Твой родитель, пока жив, лежит в постели.
Слушай его голос.
Никита Семеныч».
Пока я писал письмо, мать, думая, что теперь я никуда не уйду, покосилась на меня и тихонько вышла с Маврой.
— Пойдем старика Никиту навестим, — сказал т Павлушке.
Забрав тетрадь и карандаш, мы вышли. Было уже темно, в редкой избе горел огонь. На улице тихо; крадучись ходил народ. Прошли мимо избы Харитона. В ней огня не было. Но мы знали, что где‑то собрались мужики.

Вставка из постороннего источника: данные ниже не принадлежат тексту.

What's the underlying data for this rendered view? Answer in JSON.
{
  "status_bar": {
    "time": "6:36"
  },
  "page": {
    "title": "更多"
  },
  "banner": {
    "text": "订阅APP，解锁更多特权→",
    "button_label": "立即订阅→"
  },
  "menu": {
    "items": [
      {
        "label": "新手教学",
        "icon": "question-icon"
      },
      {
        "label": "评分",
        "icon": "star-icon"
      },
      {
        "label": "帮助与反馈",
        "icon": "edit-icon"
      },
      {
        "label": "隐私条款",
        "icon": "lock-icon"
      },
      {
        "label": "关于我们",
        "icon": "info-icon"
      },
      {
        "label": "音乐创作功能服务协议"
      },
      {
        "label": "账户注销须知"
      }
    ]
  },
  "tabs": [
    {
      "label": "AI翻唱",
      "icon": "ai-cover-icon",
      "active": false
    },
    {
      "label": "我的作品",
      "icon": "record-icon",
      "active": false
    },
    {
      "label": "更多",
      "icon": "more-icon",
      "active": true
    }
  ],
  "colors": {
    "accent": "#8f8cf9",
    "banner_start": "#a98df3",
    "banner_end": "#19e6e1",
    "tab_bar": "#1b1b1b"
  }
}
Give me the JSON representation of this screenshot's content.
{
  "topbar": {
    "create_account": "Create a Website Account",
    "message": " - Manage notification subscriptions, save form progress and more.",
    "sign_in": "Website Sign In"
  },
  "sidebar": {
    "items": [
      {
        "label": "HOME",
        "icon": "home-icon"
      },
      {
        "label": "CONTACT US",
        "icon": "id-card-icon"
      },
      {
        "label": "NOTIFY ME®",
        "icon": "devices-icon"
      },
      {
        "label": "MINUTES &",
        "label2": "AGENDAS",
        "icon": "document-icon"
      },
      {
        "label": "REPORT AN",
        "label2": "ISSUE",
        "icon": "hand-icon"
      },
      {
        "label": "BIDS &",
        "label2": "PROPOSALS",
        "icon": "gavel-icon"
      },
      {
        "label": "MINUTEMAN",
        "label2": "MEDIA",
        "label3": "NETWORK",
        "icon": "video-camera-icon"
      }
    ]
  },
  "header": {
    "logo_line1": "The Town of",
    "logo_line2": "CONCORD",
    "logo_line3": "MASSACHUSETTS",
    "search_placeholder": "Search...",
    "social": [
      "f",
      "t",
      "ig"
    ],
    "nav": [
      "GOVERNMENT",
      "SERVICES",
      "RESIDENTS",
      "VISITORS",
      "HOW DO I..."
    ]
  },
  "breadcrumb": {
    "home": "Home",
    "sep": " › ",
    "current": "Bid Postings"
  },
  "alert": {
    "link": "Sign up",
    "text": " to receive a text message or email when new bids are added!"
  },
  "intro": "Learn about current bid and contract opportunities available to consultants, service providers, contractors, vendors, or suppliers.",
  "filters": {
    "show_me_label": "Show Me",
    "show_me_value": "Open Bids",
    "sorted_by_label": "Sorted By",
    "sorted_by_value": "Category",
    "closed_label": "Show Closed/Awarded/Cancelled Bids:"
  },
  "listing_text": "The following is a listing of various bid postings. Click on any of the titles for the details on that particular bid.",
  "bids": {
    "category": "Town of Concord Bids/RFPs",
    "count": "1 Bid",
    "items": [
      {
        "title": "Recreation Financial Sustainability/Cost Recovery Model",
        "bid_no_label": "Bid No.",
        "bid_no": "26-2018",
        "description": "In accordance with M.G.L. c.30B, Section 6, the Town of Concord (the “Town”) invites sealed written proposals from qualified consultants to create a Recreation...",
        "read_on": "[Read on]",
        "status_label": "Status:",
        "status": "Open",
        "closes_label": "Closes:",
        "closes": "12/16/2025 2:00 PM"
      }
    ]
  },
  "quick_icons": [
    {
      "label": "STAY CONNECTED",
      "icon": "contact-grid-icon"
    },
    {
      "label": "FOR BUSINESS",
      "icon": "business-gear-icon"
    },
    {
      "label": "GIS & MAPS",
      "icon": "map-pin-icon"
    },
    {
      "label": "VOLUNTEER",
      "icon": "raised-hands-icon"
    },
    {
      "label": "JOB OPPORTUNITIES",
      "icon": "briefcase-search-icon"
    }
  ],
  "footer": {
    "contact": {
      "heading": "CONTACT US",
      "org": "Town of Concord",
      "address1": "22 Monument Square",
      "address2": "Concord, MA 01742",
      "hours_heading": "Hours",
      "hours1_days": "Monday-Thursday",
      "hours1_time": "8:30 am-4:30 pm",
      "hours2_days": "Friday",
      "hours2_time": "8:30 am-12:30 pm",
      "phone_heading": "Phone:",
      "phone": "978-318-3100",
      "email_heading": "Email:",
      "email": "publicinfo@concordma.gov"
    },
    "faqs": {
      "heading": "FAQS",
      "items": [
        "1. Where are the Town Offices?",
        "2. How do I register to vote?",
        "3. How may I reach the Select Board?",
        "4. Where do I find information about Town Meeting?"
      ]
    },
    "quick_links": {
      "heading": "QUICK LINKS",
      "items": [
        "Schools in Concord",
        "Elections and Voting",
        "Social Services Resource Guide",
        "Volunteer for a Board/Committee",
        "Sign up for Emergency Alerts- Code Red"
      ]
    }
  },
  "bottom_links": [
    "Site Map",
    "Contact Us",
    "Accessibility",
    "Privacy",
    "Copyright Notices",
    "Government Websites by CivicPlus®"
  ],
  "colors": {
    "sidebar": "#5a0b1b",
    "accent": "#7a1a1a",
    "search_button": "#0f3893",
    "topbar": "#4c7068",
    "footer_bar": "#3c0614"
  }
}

Не было огня и у старика Никиты. Дверь в сени заперта. Я дернул за щеколду, тихо вошел в сени, затем в избу.
— Кто? — окликнула нас сноха.
— Мы с Павлушкой. Пришли дедушку навестить.
— Вон на печке лежит.
— Если спит, не буди. Мы после придем.
Сноха подошла к печке.
— Батюшка, не спишь?
Старик закряхтел, принялся кашлять.
— Ты что, Маринка?
— Парнишки пришли. Подпасок Петька и Павлушка.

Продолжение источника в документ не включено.